Knowledge technology is based on applying smart algorithms to keywords, by which the natural meaning of non-keywords is ignored.
Non-keywords provide information to our brain about the structure of the sentence. However, scientists have not discovered the natural meaning of non-keywords yet. Thinknowlogy is the world's only knowledge technology that implements the self-organizing function of non-keywords. I defy anyone to beat my natural language reasoner.
Thinknowlogy is open source, for the benefit of all
Thinknowlogy is experimental, grammar-based software,
designed to utilize Natural Laws of Intelligence in grammar,
in order to create intelligence – through natural language – in software,
which is demonstrated by:
• Programming in natural language;
• Reasoning in natural language:
• drawing conclusions (more advanced than scientific solutions),
• making assumptions (with self-adjusting level of uncertainty),
• asking questions (about gaps in the knowledge),
• detecting conflicts and some cases of semantic ambiguity;
• Multilingualism, proving: Natural languages have one common origin.
According to the evolution theory, intelligence and language would have evolved independently of each other.
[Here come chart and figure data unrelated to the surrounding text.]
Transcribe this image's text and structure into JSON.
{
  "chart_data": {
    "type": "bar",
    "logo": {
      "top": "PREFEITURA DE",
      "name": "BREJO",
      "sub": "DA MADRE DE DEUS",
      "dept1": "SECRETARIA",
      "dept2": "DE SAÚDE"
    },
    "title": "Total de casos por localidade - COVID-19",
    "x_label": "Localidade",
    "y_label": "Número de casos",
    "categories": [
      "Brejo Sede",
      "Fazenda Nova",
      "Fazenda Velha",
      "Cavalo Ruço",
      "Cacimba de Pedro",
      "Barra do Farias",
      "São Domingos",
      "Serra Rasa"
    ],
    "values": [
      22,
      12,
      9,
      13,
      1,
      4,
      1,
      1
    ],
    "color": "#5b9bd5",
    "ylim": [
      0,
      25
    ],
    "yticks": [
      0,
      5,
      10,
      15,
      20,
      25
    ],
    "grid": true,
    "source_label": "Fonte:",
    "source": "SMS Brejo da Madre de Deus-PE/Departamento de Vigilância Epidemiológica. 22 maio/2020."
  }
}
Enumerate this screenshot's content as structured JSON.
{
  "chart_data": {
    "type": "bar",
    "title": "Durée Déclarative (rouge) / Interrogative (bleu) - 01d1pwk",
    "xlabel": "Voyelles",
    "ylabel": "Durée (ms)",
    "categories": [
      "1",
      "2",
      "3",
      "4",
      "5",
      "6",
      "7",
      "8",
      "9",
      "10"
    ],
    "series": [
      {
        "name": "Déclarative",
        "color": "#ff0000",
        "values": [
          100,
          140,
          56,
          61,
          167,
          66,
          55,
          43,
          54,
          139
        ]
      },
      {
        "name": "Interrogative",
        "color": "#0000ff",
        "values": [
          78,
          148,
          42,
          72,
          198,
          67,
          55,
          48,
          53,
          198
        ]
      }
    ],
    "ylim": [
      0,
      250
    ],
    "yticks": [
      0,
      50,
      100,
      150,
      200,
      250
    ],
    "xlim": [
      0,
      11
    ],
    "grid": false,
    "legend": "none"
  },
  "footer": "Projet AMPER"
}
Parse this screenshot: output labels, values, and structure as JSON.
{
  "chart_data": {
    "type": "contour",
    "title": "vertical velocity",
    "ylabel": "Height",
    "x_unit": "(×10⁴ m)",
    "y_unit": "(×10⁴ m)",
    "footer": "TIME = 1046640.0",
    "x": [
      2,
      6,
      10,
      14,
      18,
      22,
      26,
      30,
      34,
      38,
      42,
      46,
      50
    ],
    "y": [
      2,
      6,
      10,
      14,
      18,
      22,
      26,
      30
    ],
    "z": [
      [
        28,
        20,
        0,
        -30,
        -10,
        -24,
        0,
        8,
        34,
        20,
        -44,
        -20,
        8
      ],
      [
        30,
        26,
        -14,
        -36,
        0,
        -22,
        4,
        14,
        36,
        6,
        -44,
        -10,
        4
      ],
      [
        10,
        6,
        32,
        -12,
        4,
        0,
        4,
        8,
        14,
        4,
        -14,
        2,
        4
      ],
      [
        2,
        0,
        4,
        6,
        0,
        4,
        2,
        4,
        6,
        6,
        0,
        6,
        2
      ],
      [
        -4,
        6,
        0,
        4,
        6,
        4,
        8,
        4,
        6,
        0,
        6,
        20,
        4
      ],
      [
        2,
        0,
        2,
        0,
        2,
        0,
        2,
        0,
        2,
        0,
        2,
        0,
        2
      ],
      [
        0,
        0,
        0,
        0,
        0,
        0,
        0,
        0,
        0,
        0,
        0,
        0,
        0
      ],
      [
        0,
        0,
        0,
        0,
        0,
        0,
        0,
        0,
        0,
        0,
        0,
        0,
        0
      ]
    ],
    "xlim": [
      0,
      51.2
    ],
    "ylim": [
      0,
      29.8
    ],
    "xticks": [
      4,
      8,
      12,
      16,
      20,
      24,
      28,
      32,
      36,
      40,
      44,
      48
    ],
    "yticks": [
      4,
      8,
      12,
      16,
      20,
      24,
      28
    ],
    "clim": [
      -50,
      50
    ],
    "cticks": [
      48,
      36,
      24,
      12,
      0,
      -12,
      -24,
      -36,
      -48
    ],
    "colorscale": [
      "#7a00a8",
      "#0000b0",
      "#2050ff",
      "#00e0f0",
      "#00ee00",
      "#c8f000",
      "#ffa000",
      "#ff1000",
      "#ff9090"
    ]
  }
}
So, the evolution theory doesn't support a systematic relationship between reasoning and language, while the biblical world view assumes that reasoning and language are closely related. Being based on the biblical world view, Thinknowlogy is the only reasoner able to process the natural meaning of words like definite article “the”, conjunction “or”, possessive verb “has / have” and past tense verbs “was / were” and “had”. It has worldwide unique results:
• Reasoning in natural language, expressing its reasoning output in readable sentences;
• Preserving the meaning throughout the system;
• Autonomous structuring of its knowledge base, while IBM's Watson needs raw processing power "to find a needle in the haystack of unstructured texts" (quote from IBM);
• Detecting some cases of semantic ambiguity: Disambiguation is considered the biggest problem in knowledge technology. Detecting semantic ambiguity is my first step towards a fundamental solution. Later I will implement autonomous semantic disambiguation.